Home | About | Sematext search-lucene.com search-hadoop.com
 Search Hadoop and all its subprojects:

Switch to Threaded View
Accumulo, mail # user - OutOfMemoryError: Java heap space after data load


Copy link to this message
-
Re: OutOfMemoryError: Java heap space after data load
Eric Newton 2013-04-30, 18:47
I've probably written more python than Java, so I understand. :-)

I've used Jython for scripting tests.  In unreleased versions (1.4.4 &
1.5.0) the Proxy will let you use the language of your choice.

-Eric

On Tue, Apr 30, 2013 at 2:43 PM, Terry P. <[EMAIL PROTECTED]> wrote:

> Hi Eric,
> Thanks for the info.  You've inspired me to dive into it in Java -- I had
> been using the accumulo shell because I had a python data generation script
> already in place and it was "faster" that way.  But if a small java program
> is going to be 35x "faster" than that, it makes no sense to bother with the
> shell!
>
> Thanks,
> Terry
>
>
> On Tue, Apr 30, 2013 at 11:01 AM, Eric Newton <[EMAIL PROTECTED]>wrote:
>
>> There's no need to flush... the shell is flushing after every single line.
>>
>> The flush you are invoking causes a minor compaction.
>>
>> If you wrote a quick java program to ingest the data, the data would load
>> about 35x faster.
>>
>> -Eric
>>
>>
>> On Mon, Apr 29, 2013 at 6:40 PM, Terry P. <[EMAIL PROTECTED]> wrote:
>>
>>> Perhaps having a configuration item to limit the size of the
>>> shell_history.txt file would help avoid this in future?
>>>
>>>
>>> On Mon, Apr 29, 2013 at 5:37 PM, Terry P. <[EMAIL PROTECTED]> wrote:
>>>
>>>> You hit it John -- on the NameNode the shell_history.txt file is 128MB,
>>>> and same thing on the DataNode that 99% of the data went to due to the key
>>>> structure.  On the other two datanodes it was tiny, and both could login
>>>> fine (just my luck that the only datanode I tried after the load was the
>>>> fat one).
>>>>
>>>> So is --disable-tab-completion supposed to skip reading the
>>>> shell_history.txt file?  It appears that is not the case with 1.4.2 as it
>>>> still dies with OOM error.
>>>>
>>>> I now see that a better way to go would probably be to use
>>>> --execute-file switch to read the load file rather than pipe it to the
>>>> shell.  Correct?
>>>>
>>>>
>>>>
>>>>
>>>> On Mon, Apr 29, 2013 at 5:04 PM, John Vines <[EMAIL PROTECTED]> wrote:
>>>>
>>>>> Depending on your answer to Eric's question, I wonder if your history
>>>>> is enough to blow it up.

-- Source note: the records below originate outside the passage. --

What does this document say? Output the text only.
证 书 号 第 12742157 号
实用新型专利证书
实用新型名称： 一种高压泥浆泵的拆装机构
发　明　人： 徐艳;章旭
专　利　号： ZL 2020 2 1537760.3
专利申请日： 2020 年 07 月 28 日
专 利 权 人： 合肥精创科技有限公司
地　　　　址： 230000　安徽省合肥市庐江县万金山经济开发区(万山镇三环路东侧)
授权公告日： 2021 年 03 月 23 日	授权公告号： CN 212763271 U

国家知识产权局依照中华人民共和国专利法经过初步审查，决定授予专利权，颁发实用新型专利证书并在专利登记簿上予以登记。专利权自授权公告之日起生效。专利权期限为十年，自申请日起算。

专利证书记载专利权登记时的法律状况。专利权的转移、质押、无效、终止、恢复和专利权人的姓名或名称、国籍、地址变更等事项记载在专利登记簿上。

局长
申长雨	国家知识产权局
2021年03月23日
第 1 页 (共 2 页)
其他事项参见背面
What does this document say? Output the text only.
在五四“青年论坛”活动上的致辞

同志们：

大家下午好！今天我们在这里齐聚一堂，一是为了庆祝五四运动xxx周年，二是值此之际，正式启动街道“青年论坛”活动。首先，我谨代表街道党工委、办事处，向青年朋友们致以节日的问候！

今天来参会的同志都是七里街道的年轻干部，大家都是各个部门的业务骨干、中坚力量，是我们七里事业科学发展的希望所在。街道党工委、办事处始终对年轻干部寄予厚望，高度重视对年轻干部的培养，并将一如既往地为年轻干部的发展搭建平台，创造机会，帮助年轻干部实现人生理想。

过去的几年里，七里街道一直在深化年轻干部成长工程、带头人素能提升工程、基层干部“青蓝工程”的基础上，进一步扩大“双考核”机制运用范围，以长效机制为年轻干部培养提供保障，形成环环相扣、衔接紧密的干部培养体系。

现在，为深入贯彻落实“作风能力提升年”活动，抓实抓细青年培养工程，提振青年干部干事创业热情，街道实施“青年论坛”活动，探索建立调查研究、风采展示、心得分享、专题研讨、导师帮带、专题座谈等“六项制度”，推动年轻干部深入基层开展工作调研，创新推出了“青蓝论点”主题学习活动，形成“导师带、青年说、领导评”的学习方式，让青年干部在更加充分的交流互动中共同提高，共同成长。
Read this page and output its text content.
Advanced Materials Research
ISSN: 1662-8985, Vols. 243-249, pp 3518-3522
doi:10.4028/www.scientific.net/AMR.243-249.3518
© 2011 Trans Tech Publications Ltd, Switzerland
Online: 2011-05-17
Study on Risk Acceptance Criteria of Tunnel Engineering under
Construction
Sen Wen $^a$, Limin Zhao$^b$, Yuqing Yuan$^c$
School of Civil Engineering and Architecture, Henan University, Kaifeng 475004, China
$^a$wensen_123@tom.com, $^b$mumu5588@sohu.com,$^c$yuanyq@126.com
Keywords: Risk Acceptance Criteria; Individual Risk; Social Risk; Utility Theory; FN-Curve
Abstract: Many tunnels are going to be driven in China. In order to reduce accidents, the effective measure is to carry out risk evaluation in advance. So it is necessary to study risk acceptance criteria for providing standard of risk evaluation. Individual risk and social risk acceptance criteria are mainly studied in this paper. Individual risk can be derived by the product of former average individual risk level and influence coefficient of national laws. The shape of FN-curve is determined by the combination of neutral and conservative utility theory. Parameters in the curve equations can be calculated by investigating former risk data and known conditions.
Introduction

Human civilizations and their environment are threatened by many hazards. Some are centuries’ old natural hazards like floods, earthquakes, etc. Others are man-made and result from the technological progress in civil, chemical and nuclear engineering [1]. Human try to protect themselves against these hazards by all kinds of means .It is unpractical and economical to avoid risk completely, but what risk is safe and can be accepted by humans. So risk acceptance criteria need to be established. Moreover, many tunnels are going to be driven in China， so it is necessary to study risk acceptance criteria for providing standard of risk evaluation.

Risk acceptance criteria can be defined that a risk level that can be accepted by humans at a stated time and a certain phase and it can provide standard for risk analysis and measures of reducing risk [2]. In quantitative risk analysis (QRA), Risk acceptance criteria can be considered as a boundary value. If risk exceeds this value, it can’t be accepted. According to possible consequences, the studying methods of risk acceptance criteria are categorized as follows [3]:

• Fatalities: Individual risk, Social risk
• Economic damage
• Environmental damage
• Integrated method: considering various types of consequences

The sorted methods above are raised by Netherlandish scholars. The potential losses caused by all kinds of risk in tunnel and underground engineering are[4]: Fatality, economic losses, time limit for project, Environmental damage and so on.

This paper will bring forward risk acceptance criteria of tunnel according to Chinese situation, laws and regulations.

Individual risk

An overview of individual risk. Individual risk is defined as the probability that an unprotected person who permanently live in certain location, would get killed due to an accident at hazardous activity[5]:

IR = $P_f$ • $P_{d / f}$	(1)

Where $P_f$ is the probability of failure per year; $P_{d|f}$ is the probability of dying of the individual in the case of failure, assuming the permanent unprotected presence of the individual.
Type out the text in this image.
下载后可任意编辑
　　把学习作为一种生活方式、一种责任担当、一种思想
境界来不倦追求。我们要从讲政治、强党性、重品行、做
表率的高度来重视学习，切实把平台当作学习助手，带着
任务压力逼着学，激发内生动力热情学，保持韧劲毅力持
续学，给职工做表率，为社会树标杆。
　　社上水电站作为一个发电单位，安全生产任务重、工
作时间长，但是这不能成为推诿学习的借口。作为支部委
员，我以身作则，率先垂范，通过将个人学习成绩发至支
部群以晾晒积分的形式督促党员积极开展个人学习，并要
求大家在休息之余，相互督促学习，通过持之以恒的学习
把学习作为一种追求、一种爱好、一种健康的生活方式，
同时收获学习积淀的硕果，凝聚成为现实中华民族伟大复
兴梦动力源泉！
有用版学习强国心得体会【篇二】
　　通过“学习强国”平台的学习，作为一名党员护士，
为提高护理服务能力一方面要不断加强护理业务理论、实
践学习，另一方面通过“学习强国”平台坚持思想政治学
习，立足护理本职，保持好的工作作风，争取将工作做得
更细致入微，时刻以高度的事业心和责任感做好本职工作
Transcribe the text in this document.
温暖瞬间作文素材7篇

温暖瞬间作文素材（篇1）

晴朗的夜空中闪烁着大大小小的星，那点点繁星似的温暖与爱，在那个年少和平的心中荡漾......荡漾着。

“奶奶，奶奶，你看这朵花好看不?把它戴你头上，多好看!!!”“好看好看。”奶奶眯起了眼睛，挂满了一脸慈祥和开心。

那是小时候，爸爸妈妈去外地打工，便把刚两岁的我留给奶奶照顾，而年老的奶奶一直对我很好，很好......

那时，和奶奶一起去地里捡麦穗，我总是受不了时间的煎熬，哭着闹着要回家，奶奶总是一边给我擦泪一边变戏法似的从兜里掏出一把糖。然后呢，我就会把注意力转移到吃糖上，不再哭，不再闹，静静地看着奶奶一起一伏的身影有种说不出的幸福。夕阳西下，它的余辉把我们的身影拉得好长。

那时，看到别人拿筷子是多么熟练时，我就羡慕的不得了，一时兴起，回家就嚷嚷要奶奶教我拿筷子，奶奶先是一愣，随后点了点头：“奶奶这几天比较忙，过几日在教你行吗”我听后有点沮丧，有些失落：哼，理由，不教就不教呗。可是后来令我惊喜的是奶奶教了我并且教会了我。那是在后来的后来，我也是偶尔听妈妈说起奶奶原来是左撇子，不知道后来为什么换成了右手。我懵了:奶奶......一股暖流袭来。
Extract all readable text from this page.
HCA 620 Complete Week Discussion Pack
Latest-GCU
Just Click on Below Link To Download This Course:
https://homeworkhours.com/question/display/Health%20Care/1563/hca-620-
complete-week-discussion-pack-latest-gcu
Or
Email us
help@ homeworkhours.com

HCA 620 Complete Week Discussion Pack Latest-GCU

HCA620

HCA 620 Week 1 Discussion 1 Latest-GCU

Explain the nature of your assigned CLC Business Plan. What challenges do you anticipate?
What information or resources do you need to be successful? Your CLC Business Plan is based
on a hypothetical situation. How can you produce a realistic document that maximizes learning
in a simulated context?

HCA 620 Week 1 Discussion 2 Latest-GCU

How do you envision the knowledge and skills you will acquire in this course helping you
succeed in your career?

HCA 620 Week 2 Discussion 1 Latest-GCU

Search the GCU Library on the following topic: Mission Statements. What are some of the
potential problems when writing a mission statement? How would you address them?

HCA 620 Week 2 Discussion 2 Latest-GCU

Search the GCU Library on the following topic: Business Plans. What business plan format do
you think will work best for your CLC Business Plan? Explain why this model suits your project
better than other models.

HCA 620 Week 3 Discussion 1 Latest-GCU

You may also want to check the size of
>>>>> ~/.accumulo/shell_history.txt and see if that is ginormous.
>>>>>
>>>>>
>>>>> On Mon, Apr 29, 2013 at 5:07 PM, Terry P. <[EMAIL PROTECTED]> wrote:
>>>>>
>>>>>> Hi John,
>>>>>> I attempted to start the shell with --disable-tab-completion but it
>>>>>> still failed in an identical manner.  What is that feature/option?
>>>>>>
>>>>>> The ACCUMULO_OTHER_OPTS var was set to "-Xmx256m -Xms64m" via the 2GB
>>>>>> example config script.  I upped the -Xmx256m to 512m and the shell started
>>>>>> successfully, so thanks!
>>>>>>
>>>>>> What would cause the shell to need more than 256m of memory just to
>>>>>> start?  I'd like to understand how to determine an appropriate value to set
>>>>>> ACCUMULO_OTHER_OPTS to.
>>>>>>
>>>>>> Thanks,
>>>>>> Terry
>>>>>>
>>>>>>
>>>>>>
>>>>>> On Mon, Apr 29, 2013 at 2:21 PM, John Vines <[EMAIL PROTECTED]> wrote:
>>>>>>
>>>>>>> The shell gets it's memory config from the accumulo-env file from
>>>>>>> ACCUMULO_OTHER_OPTS. If, for some reason, the value was low or there was a
>>>>>>> lot of data being loaded for the tab completion stuff in the shell, it
>>>>>>> could die. You can try upping that value in the file or try running the
>>>>>>> shell with "--disable-tab-completion" to see if that helps.
>>>>>>>
>>>>>>>
>>>>>>> On Mon, Apr 29, 2013 at 3:02 PM, Terry P. <[EMAIL PROTECTED]>wrote:
>>>>>>>
>>>>>>>> Greetings folks,
>>>>>>>> I have stood up our 8-node Accumulo 1.4.2 cluster consisting of 3
>>>>>>>> ZooKeepers, 1 NameNode (also runs Accumulo Master, Monitor, and GC), and 3
>>>>>>>> DataNodes / TabletServers (Secondary NameNode with Alternate Accumulo
>>>>>>>> Master process will follow).  The initial config files were copied from the
>>>>>>>> 2GB/native-standalone directory.
>>>>>>>>
>>>>>>>> For a quick test I have a text file I generated to load 500,000
>